Whitney Biennial 2012
ROMPER ROOM
When and if you attend this year's Whitney Biennial, head right to the fifth floor, where the Whitney exhibits selections from its permanent collection, and where you can see what a proper biennial should look like.
A huge gorgeous Lee Krasner painting, The Seasons (1957), is so permeated with luscious reds that my companion described it as "pomegranate sex." It puts to shame the twee little color studies of Andrew Masullo on view downstairs, resembling anything that you might find in Bushwick on a Friday night. Matthew Day Jackson's majestic slave ship, while not as good as similar efforts by Sergei Bugaev (aka Afrika), would cruise past the walls and more walls of horrible Richard Hawkins montages, in the actual biennial, with disdain. For one of the things about this space-liberating biennial is that there is a lot more work by much worse artists.
Josephine Meckseper's agitprop irritates the hell out of me with its strident simplicity, but her photo installation on the fifth floor about the Iraq War buries the insipid pretensions of Werner Herzog's awful five-channel tribute to a justly forgotten landscape painter (completed by an out of tune cello player) with a powerful political punch. A floor five gallery is filled with white Agnes Martins, infused with a range of subtle grays that only Agnes could conjure up. You could spend hours there because the biennial has no paintings, except for a room full of mediocre Forrest Bess works (he was either excellent or terrible and the Whitney opted for terrible) and a mournful, tragic Marsden Hartley portrait that would make that great painter weep if he could see the mediocrities near it.

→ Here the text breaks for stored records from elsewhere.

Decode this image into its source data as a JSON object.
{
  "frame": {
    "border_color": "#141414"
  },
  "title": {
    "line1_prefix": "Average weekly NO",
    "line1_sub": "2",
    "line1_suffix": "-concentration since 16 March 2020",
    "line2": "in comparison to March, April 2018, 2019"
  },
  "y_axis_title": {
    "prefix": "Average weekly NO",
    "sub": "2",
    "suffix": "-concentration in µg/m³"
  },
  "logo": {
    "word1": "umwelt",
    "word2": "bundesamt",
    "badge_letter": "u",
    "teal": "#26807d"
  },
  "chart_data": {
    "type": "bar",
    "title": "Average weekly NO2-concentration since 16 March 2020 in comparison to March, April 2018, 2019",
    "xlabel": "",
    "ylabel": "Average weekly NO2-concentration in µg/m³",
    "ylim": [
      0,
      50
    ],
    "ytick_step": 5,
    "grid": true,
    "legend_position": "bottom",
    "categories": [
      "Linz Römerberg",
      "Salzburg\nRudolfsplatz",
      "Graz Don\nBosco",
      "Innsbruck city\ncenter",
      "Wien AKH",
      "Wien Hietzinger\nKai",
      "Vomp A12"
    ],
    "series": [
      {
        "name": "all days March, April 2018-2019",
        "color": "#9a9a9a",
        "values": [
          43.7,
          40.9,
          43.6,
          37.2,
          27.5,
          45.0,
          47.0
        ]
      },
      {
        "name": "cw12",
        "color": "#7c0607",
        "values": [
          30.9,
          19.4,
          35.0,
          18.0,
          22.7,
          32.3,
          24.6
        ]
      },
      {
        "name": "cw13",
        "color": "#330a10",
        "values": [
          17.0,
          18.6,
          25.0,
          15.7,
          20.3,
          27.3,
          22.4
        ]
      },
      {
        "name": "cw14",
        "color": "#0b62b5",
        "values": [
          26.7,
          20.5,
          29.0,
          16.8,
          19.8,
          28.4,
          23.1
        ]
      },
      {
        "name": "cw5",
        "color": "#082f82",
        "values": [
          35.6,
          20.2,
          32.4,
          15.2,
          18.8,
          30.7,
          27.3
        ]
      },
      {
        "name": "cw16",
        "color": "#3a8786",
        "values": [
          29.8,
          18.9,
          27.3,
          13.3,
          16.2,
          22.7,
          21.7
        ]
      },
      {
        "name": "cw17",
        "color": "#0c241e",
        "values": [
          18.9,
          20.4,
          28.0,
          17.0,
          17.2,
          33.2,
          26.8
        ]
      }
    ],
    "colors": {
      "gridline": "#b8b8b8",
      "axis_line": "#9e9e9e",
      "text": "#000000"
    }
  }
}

You say you want play? Try two vitrines of Alexander Calder's very familiar circus figures on five, complete with a charming film of Sandy making them bob up and down. Dawn Kasper, downstairs, spends her time describing to onlookers how she is streaming a radio interview on her computer to Los Angeles, an exercise in playless, self-preening egoism. Now, to be fair, when you walk down the back stairs from floor five to floor five-M, you will find yourself in a charming little Alice in Wonderland environment (that is part of the biennial) featuring objects by the collectives Red Krayola and Art & Language, a pair of bloody feet mittens here, some cardboard spectacles there, and a large guard so amiably somnolent that you might wish to pocket a souvenir, so to speak.

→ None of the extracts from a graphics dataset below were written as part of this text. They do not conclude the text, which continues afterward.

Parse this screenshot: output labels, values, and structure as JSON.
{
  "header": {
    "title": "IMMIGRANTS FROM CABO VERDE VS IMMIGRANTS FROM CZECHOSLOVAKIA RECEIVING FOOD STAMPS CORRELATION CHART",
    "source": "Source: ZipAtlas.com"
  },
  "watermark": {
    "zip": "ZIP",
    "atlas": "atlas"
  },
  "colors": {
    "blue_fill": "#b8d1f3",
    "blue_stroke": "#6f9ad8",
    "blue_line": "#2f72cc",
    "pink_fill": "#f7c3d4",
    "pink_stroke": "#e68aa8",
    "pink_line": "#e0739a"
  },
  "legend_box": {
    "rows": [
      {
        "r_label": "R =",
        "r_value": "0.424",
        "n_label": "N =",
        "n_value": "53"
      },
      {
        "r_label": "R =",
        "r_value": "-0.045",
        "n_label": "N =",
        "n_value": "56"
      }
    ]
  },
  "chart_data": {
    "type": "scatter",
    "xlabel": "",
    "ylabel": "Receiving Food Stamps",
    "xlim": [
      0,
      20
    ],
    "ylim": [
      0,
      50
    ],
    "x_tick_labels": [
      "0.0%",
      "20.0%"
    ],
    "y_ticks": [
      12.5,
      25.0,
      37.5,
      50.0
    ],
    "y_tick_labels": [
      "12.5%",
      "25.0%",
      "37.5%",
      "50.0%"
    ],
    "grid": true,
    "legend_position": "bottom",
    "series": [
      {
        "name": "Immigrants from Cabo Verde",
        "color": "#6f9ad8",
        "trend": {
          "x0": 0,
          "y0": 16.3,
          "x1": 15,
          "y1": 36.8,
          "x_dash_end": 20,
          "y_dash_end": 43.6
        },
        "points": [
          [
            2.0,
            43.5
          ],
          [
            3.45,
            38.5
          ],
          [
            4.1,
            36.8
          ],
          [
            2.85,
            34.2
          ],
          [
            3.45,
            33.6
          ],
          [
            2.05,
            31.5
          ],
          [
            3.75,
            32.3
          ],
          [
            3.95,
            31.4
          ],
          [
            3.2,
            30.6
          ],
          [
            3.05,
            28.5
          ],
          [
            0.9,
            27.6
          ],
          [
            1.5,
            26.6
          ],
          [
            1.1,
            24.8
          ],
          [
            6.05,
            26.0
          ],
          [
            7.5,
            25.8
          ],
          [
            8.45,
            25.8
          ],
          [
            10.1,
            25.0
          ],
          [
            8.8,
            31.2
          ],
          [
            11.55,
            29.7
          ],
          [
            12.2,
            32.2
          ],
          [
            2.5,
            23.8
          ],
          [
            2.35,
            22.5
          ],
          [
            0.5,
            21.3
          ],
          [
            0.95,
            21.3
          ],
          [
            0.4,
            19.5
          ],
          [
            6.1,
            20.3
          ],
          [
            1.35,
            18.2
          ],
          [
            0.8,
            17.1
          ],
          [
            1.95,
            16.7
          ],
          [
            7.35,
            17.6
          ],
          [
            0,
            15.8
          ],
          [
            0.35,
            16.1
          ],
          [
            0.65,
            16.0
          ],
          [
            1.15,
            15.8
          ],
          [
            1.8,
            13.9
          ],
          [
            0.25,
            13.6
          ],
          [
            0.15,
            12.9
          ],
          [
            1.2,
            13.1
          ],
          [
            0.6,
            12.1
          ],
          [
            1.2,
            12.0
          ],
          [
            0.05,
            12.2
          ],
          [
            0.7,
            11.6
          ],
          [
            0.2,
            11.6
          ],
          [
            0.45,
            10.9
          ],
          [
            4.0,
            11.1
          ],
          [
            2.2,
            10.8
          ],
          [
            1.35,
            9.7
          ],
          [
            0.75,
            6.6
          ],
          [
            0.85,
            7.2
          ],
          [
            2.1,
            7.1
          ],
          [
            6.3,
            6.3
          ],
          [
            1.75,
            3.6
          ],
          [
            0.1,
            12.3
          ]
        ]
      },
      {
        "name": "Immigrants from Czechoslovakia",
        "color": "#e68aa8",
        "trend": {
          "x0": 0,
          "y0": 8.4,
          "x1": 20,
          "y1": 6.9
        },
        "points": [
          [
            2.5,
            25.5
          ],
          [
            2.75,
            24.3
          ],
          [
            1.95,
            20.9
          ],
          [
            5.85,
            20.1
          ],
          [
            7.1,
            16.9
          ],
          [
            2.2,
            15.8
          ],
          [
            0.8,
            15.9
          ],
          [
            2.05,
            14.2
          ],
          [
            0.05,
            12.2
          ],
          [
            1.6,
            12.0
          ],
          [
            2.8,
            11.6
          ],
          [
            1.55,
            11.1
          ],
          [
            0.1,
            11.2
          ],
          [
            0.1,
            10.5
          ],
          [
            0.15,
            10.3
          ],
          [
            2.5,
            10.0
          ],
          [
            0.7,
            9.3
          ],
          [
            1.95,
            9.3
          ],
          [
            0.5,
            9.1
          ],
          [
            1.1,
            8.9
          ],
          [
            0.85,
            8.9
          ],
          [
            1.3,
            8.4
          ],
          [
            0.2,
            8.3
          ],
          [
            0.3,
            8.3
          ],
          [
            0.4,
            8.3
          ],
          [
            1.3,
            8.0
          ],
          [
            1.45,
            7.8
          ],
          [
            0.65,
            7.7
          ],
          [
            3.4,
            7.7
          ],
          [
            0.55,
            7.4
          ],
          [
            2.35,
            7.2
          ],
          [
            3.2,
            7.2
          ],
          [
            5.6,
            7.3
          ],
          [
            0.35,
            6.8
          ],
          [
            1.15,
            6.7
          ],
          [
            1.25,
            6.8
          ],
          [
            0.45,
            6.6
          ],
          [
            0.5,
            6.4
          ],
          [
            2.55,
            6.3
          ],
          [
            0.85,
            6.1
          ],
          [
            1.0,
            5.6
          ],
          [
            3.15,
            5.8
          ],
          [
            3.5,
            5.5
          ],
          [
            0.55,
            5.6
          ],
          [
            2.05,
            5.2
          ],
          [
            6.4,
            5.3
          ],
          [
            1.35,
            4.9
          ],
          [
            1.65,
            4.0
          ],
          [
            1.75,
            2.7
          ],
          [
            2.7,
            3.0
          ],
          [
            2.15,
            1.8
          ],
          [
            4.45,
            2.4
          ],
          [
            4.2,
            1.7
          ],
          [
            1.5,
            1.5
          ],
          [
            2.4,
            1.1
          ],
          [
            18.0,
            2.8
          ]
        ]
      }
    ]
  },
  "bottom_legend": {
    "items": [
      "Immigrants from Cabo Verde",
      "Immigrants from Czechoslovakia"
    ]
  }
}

But the rest of the biennial is beyond awful in its strategic and pictorial irrelevance. Why is Lutz Bacher, who exhibited all those ironic pinups at Pat Hearn Gallery for so many years, given acres of space to make stupid industrial musical instruments? Why do the curators allow the great artist Nicole Eisenman two walls worth of throwaway portraits which truly suck? To give you an idea of the phoniness of the whole show, a group of young female art students from London were sitting cross-legged on the floor with sketchbooks, making copies of the awful Eisenmans!
I stood before them and announced, "Kids, I am an art critic. Please don't copy these terrible pieces by this talented artist. Do your own drawings now and put them on the walls," which produced paroxysms of giggles. At least, my performance was heartfelt, but the whole meme of the show, that if you buy an extra ticket some artist might dance past you or a badger could crawl out of the woods, is so fake that it makes your skin crawl.

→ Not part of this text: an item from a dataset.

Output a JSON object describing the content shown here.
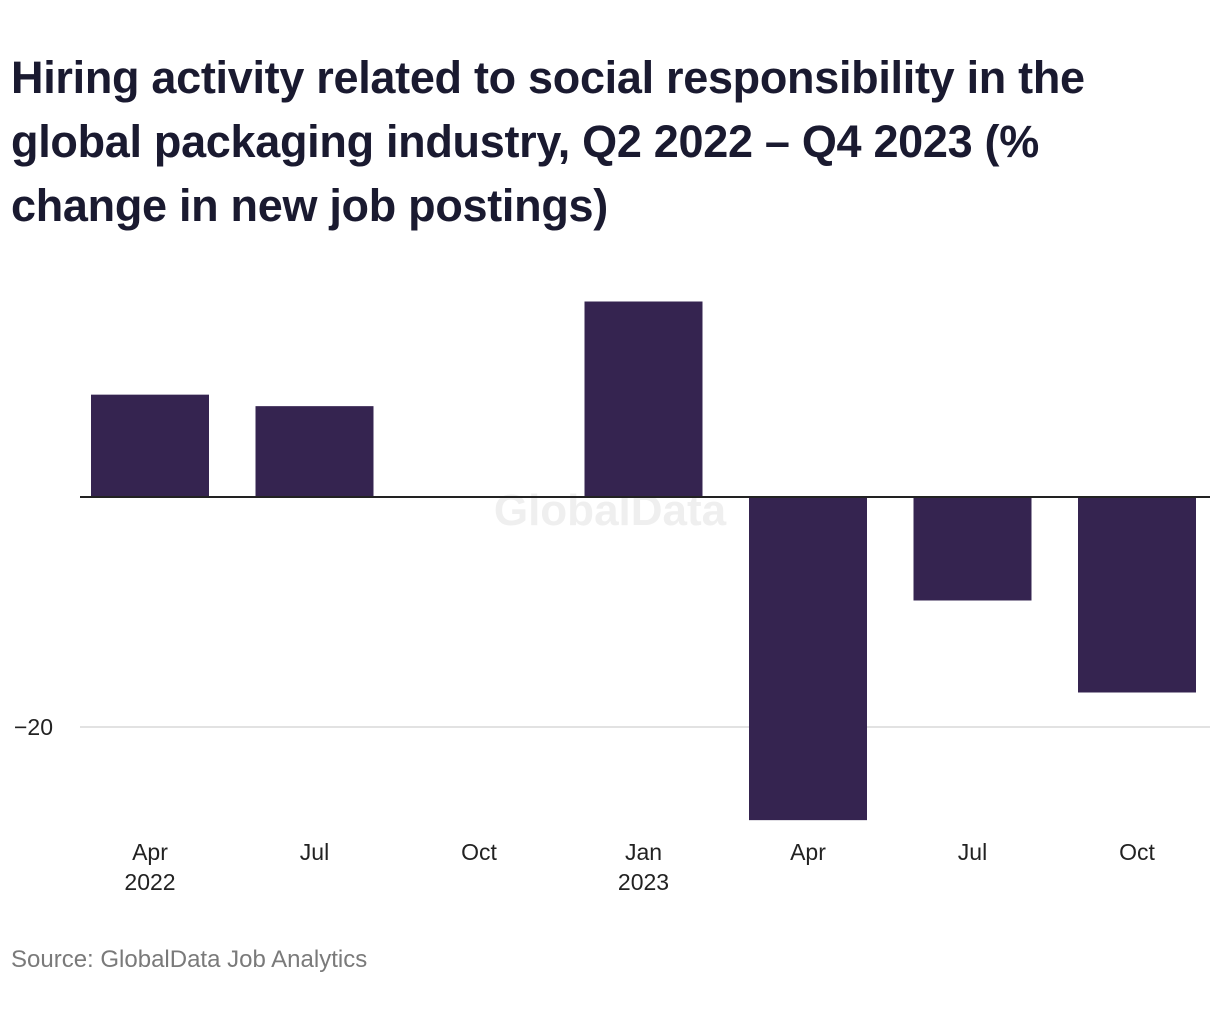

The Whitney these days is about one thing only, director Adam Weinberg toadying up to the elites of Bloombergland, i.e. the simulacrum of New York manufactured by the elites, in a manner so egregious that Thomas Krens seems modest and dignified by comparison. If you want a taste of what the Whitney once was and could be again, biennials included, check out the fifth floor and skip the others.
“Whitney Biennial 2012,” Mar. 1-May 27, 2012, Whitney Museum of American Art, 945 Madison Avenue, New York, N.Y. 10021.
CHARLIE FINCH is co-author of Most Art Sucks: Five Years of Coagula (Smart Art Press).